Cho-hee hesitated, searching for the right words, her heart heavy with concern.

"Don't you think you're being too hard on Jun-ah?" she said finally, her voice soft but firm. "He's never caused us trouble. He's old enough to understand responsibility without you constantly reminding him of the weight he has to bear. He's sensitive, Min-hyuk. If you keep treating him like a pawn in this endless plan of yours, you might break him."

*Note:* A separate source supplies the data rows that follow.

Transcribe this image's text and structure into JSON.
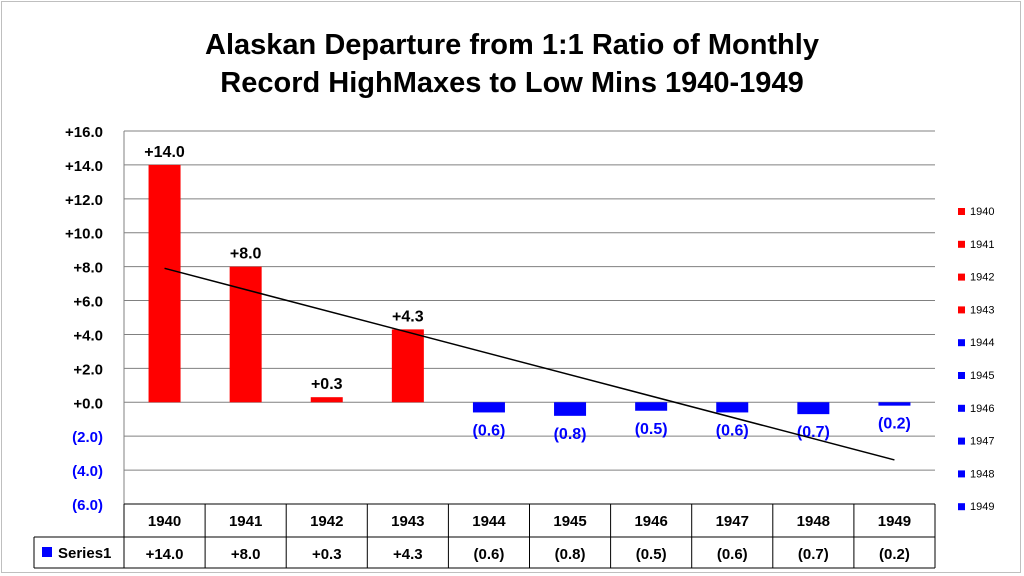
{
  "chart_data": {
    "type": "bar",
    "title_lines": [
      "Alaskan Departure from 1:1 Ratio of Monthly",
      "Record HighMaxes to Low Mins 1940-1949"
    ],
    "categories": [
      "1940",
      "1941",
      "1942",
      "1943",
      "1944",
      "1945",
      "1946",
      "1947",
      "1948",
      "1949"
    ],
    "series": [
      {
        "name": "Series1",
        "values": [
          14.0,
          8.0,
          0.3,
          4.3,
          -0.6,
          -0.8,
          -0.5,
          -0.6,
          -0.7,
          -0.2
        ],
        "value_labels": [
          "+14.0",
          "+8.0",
          "+0.3",
          "+4.3",
          "(0.6)",
          "(0.8)",
          "(0.5)",
          "(0.6)",
          "(0.7)",
          "(0.2)"
        ],
        "colors": [
          "#ff0000",
          "#ff0000",
          "#ff0000",
          "#ff0000",
          "#0000ff",
          "#0000ff",
          "#0000ff",
          "#0000ff",
          "#0000ff",
          "#0000ff"
        ]
      }
    ],
    "y_ticks": [
      16,
      14,
      12,
      10,
      8,
      6,
      4,
      2,
      0,
      -2,
      -4,
      -6
    ],
    "y_tick_labels": [
      "+16.0",
      "+14.0",
      "+12.0",
      "+10.0",
      "+8.0",
      "+6.0",
      "+4.0",
      "+2.0",
      "+0.0",
      "(2.0)",
      "(4.0)",
      "(6.0)"
    ],
    "ylim": [
      -6,
      16
    ],
    "trendline": {
      "type": "linear",
      "from": {
        "x": "1940",
        "y": 7.9
      },
      "to": {
        "x": "1949",
        "y": -3.4
      },
      "color": "#000000"
    },
    "legend": {
      "placement": "right",
      "entries": [
        "1940",
        "1941",
        "1942",
        "1943",
        "1944",
        "1945",
        "1946",
        "1947",
        "1948",
        "1949"
      ],
      "colors": [
        "#ff0000",
        "#ff0000",
        "#ff0000",
        "#ff0000",
        "#0000ff",
        "#0000ff",
        "#0000ff",
        "#0000ff",
        "#0000ff",
        "#0000ff"
      ]
    },
    "data_table": {
      "row_key": "Series1",
      "key_color": "#0000ff",
      "values": [
        "+14.0",
        "+8.0",
        "+0.3",
        "+4.3",
        "(0.6)",
        "(0.8)",
        "(0.5)",
        "(0.6)",
        "(0.7)",
        "(0.2)"
      ]
    },
    "grid": true,
    "colors": {
      "positive": "#ff0000",
      "negative": "#0000ff",
      "negative_label": "#0000ff",
      "gridline": "#808080"
    }
  }
}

Min-hyuk's hand froze mid-turn. Slowly, he placed the file down and looked up at her, his face unreadable but his eyes shadowed with something more complicated — conflict, perhaps, or weariness.

After a long moment, he said quietly, "I'm doing it for his own good."

The words sounded almost like a confession rather than a defense. Without waiting for a response, he lowered his gaze and returned to the report in front of him, retreating into the armor of duty and habit.

Cho-hee stood there a moment longer, her heart aching. She knew he believed what he said — that in his own rigid, heavy-handed way, he loved their son. But love wrapped in chains still suffocated.

A quiet sigh slipped from her lips as she turned and left the room, the click of the door closing behind her sounding far louder in the heavy silence Min-hyuk left behind.